Kami kembali. Sebentar lagi. Program Artemis bukan sekadar omongan, NASA akan mendaratkan manusia di Kutub Selatan, lalu mungkin tinggal sebentar di pangkalan, yang berarti lebih banyak perjalanan, lebih banyak roket. Banyak lagi.

Dan di situlah kita mempunyai masalah. Sebuah studi baru baru saja dirilis. Knalpot dari kendaraan pendarat kami mengandung metana. Banyak sekali. Itu tidak tinggal diam. Ia terbang mengelilingi permukaan bulan. Dan dengan melakukan hal tersebut, hal ini dapat secara permanen mencemari es kuno yang mungkin menyimpan rahasia bagaimana kehidupan dimulai.

“Aktivitas kami sebenarnya dapat menghambat eksplorasi ilmiah.”

Pikirkan sejenak. Kita pergi ke sana untuk mencari jawaban tentang asal usul kehidupan, namun tindakan pergi ke sana mungkin akan menghancurkan jawabannya sebelum kita melihatnya. 🧬

Fosil beku?

Mengapa metana penting di sini. Dengan baik. Ada es. Kawah-kawah gelap, selalu tertutup bayangan di dekat kutub. Itu adalah brankas yang dingin. Mereka menyimpan puing-puing asteroid dan komet yang menabrak bulan miliaran lalu. Hal itu termasuk molekul organik prebiotik.

Apa sebenarnya itu? Bahan-bahan untuk kehidupan. Mungkin jenis yang sama yang memicu biologi di Bumi.

Di planet kita sendiri, kita telah kehilangan hampir seluruh sejarah molekuler. Tektonik dan erosi memakan semuanya. Bulan berbeda. Itu stagnan. Dingin. Kering. Sumur es di sana menyimpan gambaran kimia prebiotik yang terpelihara. Jika kita mempelajari es tersebut, kita mungkin dapat menutup kesenjangan dalam memahami bagaimana kimia yang mati menjadi biologi yang hidup.

Tapi tunggu. Kami akan menerobos masuk.

Studi tersebut mensimulasikan pendaratan Artemis di Kutub Selatan. Metana keluar dari mesin. Di Bumi, atmosfer memerangkap gas atau mencampurkannya. Di bulan? Tidak ada atmosfer.

Gasnya tidak melayang dengan lembut. Itu terbang.

“Lintasan mereka pada dasarnya bersifat balistik,” kata fisikawan Francisca Paiva.
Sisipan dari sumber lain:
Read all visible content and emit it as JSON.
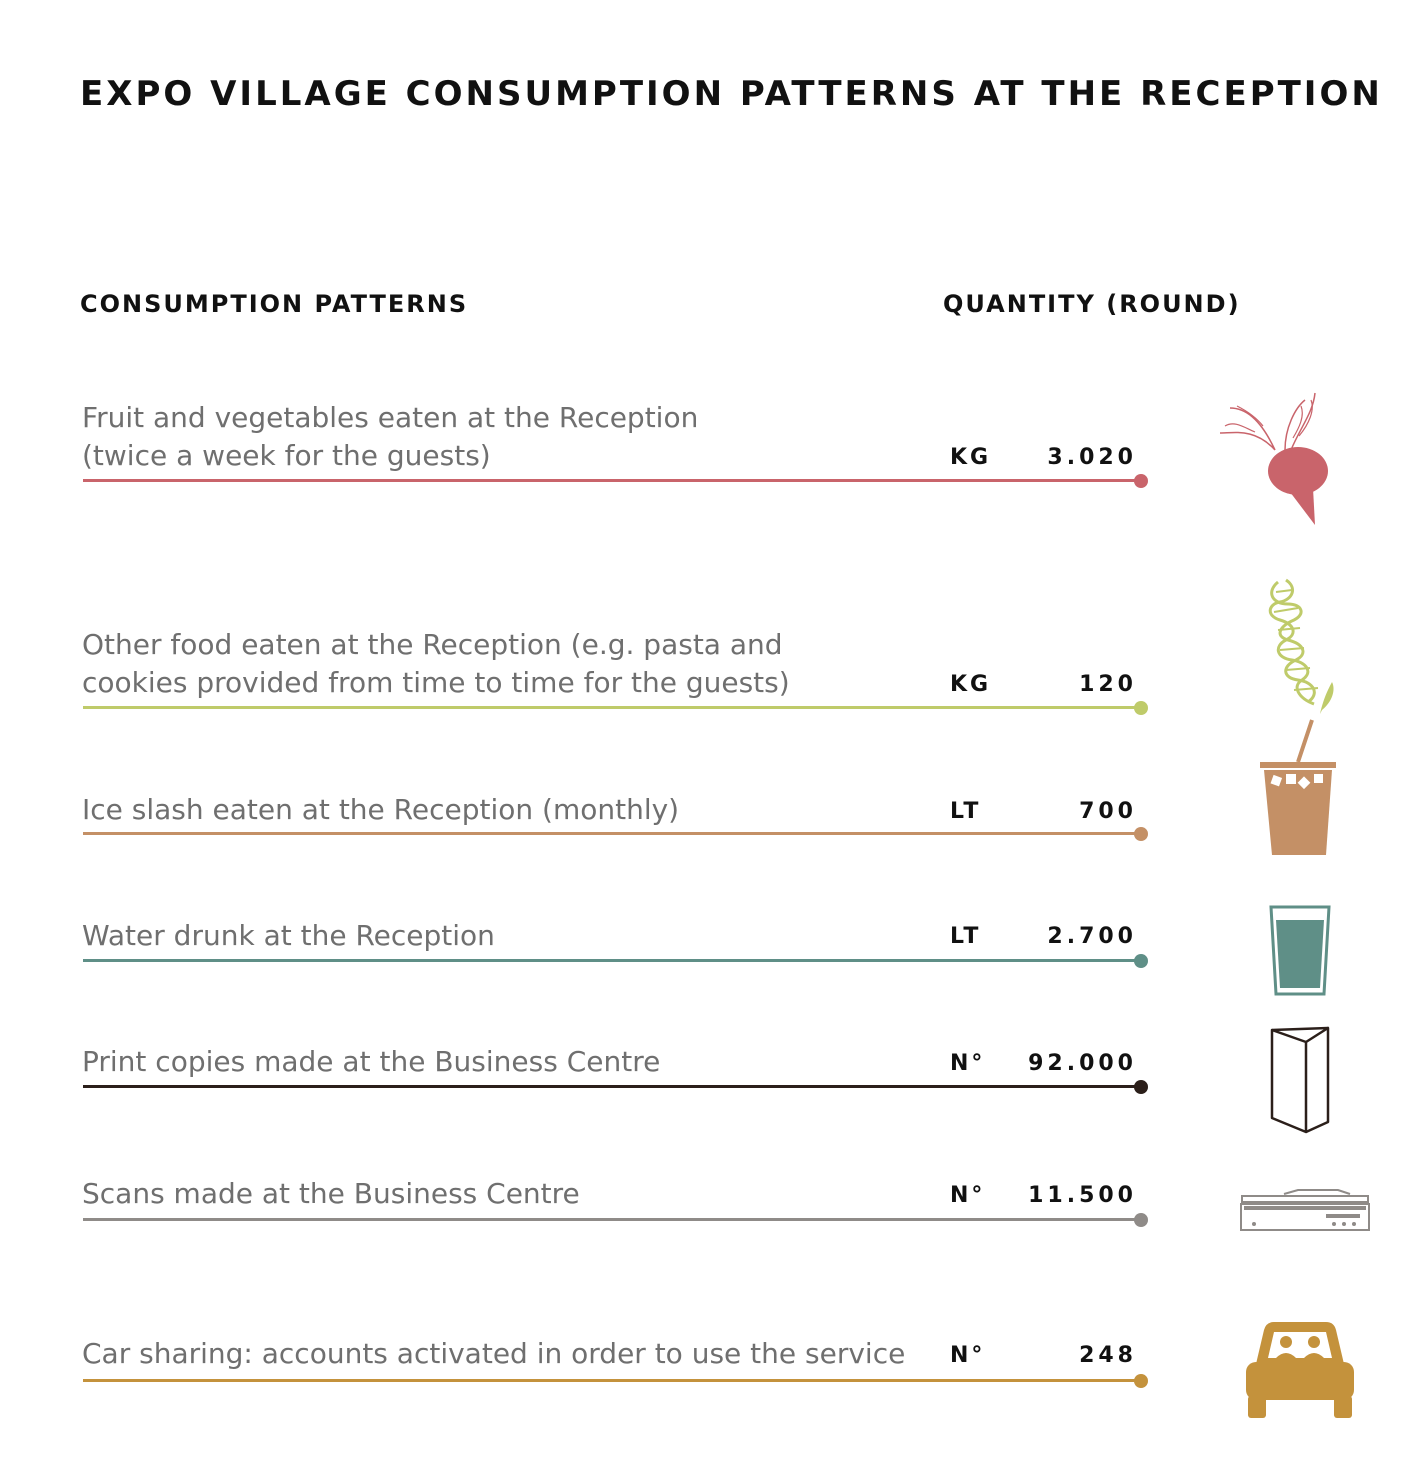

Mereka melompat. Dari satu tempat ke tempat lain. Cepat. Dalam waktu kurang dari dua hari lunar, bulu-bulu tersebut akan mencapai Kutub Utara. Dalam satu minggu lunar, kira-kira tujuh bulan Bumi, 42% dari metana tersebut terperangkap di Kutub Selatan tempat asal mulanya, bercampur langsung dengan kantong es kuno yang berharga tersebut. Barang bukti dibanjiri knalpot.

Ini bukanlah kebocoran yang lambat. Ini adalah kontaminasi yang cepat. Sinyal asli diredam oleh kebisingan mesin kami.

Memperbaikinya

Apakah permainan sudah berakhir. Mungkin belum. Paiva menunjukkan satu hal yang mungkin bisa membantu. Jika kita mengincar tempat pendaratan yang lebih dingin, metana mungkin tidak akan bergerak secepat atau menyebar luas. Namun hal ini membutuhkan pengetahuan yang lebih baik tentang mekanisme bulan, dan melihat semua bahan kimia yang dimuntahkan roket kita, bukan hanya metana.

Ada juga pertanyaan filosofis yang lebih besar. Kami memiliki hukum. Hukum nyata. Melindungi Antartika, melindungi taman nasional di Bumi dari sampah dan jejak kaki manusia. Bukankah seharusnya bulan mempunyai perlindungan yang sama.

Esnya rapuh. Sejarah sangat berharga. Tapi mesin kami berisik.

Mungkin kita mendarat di tempat lain. Mungkin kita terbang lebih lambat. Mungkin kita sadar bahwa kita tidak bisa mendapatkan keduanya: akses total dan pelestarian total. Mana yang lebih penting, melakukan tindakan nyata, atau menjaga sampel tetap murni untuk sains?

Kami sedang membangun alat untuk melakukannya. Kami belum benar-benar memutuskan apakah kami bersedia membayar harga ilmiah untuk mencapainya. Knalpot tetap datang.